夢を追い続けた息子。苦悩しつつも支え続けた父親。

宮沢賢治は生前、「布教活動に熱心だった」「農民たちの土壌改良などの相談に乗っていた」などのエピソードから“聖人君子”として語られがちです。しかし「銀河鉄道の父」に見る賢治は、なんとも情けなく、頼りない。それは、この小説が賢治の父親・宮沢政次郎の視点で描かれた物語だから。「銀河鉄道の父」のなかで生きている賢治はごくごく普通の青年で、人間らしく、そしてチャーミングです。 時は明治、「家長たるもの、つねに威厳を保ち、笑顔を見せず、きらわれ者たるを引き受けなければならぬ」という時代。
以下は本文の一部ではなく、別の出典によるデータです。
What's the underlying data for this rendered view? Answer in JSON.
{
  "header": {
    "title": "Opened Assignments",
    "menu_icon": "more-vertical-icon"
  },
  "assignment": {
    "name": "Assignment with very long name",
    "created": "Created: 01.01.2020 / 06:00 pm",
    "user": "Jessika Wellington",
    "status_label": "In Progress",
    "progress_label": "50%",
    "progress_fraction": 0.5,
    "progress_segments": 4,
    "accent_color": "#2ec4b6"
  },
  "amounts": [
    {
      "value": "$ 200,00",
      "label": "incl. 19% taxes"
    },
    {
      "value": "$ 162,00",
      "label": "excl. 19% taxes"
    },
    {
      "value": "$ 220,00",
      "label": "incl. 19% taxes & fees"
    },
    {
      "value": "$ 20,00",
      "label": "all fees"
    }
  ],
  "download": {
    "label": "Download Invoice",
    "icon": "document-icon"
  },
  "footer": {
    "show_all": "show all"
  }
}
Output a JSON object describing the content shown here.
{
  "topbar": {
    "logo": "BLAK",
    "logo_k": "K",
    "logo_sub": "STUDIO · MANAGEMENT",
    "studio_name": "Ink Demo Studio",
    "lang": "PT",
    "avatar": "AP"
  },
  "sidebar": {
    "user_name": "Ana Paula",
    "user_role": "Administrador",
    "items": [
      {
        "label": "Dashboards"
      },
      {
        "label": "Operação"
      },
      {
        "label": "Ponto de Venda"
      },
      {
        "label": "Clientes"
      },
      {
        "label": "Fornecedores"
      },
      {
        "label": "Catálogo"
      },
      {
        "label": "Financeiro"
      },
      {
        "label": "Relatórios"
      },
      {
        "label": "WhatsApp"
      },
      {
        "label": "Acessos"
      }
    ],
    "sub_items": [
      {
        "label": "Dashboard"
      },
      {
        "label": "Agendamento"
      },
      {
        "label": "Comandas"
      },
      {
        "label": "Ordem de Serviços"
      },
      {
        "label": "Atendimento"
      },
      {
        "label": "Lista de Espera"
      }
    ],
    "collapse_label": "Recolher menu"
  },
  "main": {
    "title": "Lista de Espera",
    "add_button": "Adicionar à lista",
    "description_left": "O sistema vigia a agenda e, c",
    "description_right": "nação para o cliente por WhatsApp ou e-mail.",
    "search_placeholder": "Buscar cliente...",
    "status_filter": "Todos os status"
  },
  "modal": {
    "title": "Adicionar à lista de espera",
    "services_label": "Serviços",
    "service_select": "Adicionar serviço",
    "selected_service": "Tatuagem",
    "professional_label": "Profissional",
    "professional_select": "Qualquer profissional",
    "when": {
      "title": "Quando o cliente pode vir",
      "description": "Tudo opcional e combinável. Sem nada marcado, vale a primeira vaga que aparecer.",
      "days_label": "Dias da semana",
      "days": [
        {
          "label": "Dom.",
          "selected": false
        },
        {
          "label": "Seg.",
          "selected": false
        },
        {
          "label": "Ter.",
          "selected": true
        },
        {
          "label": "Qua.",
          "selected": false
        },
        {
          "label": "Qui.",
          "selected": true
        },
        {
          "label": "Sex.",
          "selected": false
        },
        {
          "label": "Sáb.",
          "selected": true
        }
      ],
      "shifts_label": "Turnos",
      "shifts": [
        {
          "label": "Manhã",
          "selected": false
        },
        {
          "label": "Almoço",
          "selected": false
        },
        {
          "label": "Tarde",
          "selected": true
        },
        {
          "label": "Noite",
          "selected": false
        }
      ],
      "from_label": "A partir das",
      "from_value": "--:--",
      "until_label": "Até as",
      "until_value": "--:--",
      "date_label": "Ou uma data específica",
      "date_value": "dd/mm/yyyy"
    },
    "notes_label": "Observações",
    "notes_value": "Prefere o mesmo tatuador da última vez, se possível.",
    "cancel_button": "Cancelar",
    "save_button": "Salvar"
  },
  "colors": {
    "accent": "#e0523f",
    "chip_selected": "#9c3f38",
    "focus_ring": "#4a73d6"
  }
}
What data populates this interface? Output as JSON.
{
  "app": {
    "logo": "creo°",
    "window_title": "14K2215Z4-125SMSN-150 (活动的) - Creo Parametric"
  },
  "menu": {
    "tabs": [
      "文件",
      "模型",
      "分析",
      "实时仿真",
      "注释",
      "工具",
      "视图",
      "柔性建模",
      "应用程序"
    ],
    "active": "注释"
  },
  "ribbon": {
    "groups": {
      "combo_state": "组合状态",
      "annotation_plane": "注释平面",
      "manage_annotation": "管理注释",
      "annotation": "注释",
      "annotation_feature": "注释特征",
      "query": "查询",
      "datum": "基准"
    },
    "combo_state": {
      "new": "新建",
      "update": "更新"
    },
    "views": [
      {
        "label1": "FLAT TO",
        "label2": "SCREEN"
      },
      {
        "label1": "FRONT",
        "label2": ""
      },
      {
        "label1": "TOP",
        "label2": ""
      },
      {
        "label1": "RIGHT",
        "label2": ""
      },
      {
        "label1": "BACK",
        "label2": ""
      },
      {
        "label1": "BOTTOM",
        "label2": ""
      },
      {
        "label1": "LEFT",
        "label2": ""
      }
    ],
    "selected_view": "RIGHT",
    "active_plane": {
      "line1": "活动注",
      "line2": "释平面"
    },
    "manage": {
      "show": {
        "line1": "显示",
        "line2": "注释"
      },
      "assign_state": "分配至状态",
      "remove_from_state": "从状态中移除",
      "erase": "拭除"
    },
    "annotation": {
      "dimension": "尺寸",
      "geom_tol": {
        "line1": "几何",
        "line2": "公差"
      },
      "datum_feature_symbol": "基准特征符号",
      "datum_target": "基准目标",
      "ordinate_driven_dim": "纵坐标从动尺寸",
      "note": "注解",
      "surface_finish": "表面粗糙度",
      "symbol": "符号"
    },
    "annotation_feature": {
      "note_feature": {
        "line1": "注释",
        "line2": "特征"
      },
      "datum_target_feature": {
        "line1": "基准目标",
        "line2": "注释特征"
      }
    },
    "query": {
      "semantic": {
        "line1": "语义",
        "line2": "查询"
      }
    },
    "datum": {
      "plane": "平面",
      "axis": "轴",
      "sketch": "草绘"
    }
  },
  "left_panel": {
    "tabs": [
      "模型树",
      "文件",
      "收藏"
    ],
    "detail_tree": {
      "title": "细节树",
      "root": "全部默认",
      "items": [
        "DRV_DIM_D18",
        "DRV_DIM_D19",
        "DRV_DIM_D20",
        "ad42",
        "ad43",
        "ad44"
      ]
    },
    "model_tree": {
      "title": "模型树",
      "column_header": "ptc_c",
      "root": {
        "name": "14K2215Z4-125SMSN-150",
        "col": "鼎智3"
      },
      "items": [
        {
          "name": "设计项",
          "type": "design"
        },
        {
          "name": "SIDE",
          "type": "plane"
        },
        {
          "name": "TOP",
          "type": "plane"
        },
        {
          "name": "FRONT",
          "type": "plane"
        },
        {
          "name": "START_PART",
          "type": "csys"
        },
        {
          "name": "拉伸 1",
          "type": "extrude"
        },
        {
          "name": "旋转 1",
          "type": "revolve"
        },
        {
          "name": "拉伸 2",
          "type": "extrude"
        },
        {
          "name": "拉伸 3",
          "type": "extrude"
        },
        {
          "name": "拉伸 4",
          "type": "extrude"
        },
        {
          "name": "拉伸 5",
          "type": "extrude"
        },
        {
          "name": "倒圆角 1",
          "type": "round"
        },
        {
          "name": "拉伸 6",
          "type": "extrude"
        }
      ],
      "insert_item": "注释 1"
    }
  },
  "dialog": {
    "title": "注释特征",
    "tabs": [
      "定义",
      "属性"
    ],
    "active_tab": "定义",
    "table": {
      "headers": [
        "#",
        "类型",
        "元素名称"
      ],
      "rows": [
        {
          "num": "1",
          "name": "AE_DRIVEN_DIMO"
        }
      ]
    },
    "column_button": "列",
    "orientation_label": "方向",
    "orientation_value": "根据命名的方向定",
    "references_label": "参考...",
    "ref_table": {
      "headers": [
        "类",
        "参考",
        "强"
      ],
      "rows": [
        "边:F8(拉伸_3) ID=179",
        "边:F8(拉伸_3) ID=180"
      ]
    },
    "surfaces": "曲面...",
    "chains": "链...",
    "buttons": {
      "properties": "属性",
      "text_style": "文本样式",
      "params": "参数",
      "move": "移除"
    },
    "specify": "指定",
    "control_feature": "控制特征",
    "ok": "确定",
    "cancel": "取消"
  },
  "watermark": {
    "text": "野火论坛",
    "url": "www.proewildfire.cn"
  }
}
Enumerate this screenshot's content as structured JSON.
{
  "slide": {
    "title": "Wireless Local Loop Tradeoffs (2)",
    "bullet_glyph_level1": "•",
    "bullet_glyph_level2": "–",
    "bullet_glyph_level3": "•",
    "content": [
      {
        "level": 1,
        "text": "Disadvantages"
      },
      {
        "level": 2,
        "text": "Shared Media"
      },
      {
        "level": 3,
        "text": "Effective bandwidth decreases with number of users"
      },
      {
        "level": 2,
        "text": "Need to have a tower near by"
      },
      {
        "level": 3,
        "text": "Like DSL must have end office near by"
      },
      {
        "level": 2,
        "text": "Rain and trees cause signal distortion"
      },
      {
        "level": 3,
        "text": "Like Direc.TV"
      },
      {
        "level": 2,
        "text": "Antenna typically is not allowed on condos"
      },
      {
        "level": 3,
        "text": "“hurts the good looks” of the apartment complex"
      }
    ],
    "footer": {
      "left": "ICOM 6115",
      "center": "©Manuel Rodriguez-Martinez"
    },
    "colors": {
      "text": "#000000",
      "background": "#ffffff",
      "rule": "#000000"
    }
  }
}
政次郎は賢治を立派な後継ぎにしようと厳しく育てようと心に決めていたものの、長男のかわいさからつい甘やかしてしまいます。賢治が病気に倒れれば寝ずに看病し、賢治が進学を希望すればそれを叶えてやり、賢治に必要とあればその都度、お金を援助してやる。いつの時代も子育ては理想通りにいかないものです。そんな父親の甘さが招いた結果なのか、賢治の情熱は、家業である質屋には一向に注がれません。高校卒業後も事業を起こそうとしたり、布教活動に熱中したり、その生き方はめちゃくちゃで甘ったれ。やがて童話を書き始めるようになり、「銀河鉄道の夜」など、おなじみの作品も登場しますが、その発表に至るまでの賢治の苦悩や、賢治をたしなめつつも援助を惜しまなかった政次郎の思いを知ると、作品へのいとしさが一層、深まります。決して長くはなかった宮沢賢治の生涯において、ぎこちなく、でもしっかりと紡いだ親子の愛の物語。旅立ちの季節である春にぴったりの作品です。